Sarkaria: Ich habe immer davon geträumt. Dann hatte ich ein Probetraining und ich habe es gut gemeistert. Der Kontakt ist damals über den Trainer eines Freundes entstanden, der Ralf Muhr gekannt hat – er hat das Probetraining organisiert. Ich war richtig nervös vor dem Training damals.
LAOLA1: Du warst früher meistens Stürmer, kommst jetzt eher am Flügel zum Einsatz. Was taugt dir am meisten?
Sarkaria: Das Flügelspiel – da gibt es viele 1-gegen-1- oder 2-gegen-1-Situationen, die es zu lösen gilt. Ich liebe es, zu dribbeln.
"Ronaldinho war früher meine größte Inspiration"
LAOLA1: Wie kommst du zu den Tricks, die du bei den Dribblings verwendest?

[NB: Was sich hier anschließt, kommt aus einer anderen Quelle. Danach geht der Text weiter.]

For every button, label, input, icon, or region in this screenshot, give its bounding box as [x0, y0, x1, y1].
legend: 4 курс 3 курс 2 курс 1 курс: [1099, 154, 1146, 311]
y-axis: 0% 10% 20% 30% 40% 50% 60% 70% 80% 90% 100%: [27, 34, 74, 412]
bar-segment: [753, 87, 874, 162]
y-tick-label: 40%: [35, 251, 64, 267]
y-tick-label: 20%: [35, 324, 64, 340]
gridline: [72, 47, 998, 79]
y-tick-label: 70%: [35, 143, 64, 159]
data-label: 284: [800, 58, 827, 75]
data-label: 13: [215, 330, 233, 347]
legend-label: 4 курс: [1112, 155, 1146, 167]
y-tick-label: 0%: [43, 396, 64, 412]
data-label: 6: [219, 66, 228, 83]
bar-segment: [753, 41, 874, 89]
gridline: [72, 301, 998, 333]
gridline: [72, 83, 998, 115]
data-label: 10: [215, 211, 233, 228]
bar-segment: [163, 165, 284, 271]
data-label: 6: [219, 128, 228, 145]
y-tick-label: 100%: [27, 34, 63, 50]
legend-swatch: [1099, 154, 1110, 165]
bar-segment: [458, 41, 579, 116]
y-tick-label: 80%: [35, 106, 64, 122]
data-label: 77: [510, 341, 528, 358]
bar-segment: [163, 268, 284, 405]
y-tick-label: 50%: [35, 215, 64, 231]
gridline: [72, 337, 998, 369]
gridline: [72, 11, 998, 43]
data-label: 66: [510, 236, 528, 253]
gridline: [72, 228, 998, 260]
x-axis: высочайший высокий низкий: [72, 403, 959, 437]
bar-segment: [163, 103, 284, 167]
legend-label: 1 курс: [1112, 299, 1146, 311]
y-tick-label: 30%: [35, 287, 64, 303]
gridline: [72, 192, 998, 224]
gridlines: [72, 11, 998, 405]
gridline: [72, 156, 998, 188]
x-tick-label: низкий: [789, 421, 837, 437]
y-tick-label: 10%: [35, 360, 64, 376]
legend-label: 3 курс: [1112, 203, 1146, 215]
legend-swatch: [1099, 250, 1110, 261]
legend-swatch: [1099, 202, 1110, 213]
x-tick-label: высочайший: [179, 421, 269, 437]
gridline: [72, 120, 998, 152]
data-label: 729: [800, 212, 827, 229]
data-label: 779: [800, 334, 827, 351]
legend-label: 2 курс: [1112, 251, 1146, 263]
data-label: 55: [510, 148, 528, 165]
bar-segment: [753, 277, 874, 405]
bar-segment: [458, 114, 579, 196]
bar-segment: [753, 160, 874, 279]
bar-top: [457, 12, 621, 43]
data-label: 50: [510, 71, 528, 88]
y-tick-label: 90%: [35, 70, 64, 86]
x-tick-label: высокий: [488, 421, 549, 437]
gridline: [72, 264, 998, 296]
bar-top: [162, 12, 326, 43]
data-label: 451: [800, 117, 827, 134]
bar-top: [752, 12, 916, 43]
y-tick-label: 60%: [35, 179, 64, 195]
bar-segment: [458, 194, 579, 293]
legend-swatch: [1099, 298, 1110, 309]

Sarkaria: Ich habe früher viele Youtube-Videos geschaut, mache das heute noch. Ronaldinho war früher meine größte Inspiration. Ich probiere die Tricks dann daheim im Wohnzimmer aus, wenn das funktioniert, übertrage ich den Trick ins Training und dann ins Match.
LAOLA1: Gibt es Dinge, an denen du gescheitert bist?
Sarkaria: Ja, ein paar Freestyle-Sachen.
LAOLA1: Im Sommer läuft dein Vertrag aus, die Austria hat eine Option. Was ist dein Plan?
Sarkaria: Darum kümmert sich mein Manager Reza Mostafaie. Er steht mit der Austria in Kontakt. Mein Wunsch ist es, mich bei der Austria durchzusetzen.
LAOLA1: Altach und Hartberg haben im Sommer angeklopft, aktuell interessiert sich ein deutscher Zweitligist für dich.
Sarkaria: Dazu kann ich nicht viel sagen. Ich konzentriere mich auf den Fußball, mein Manager kümmert sich um alles andere.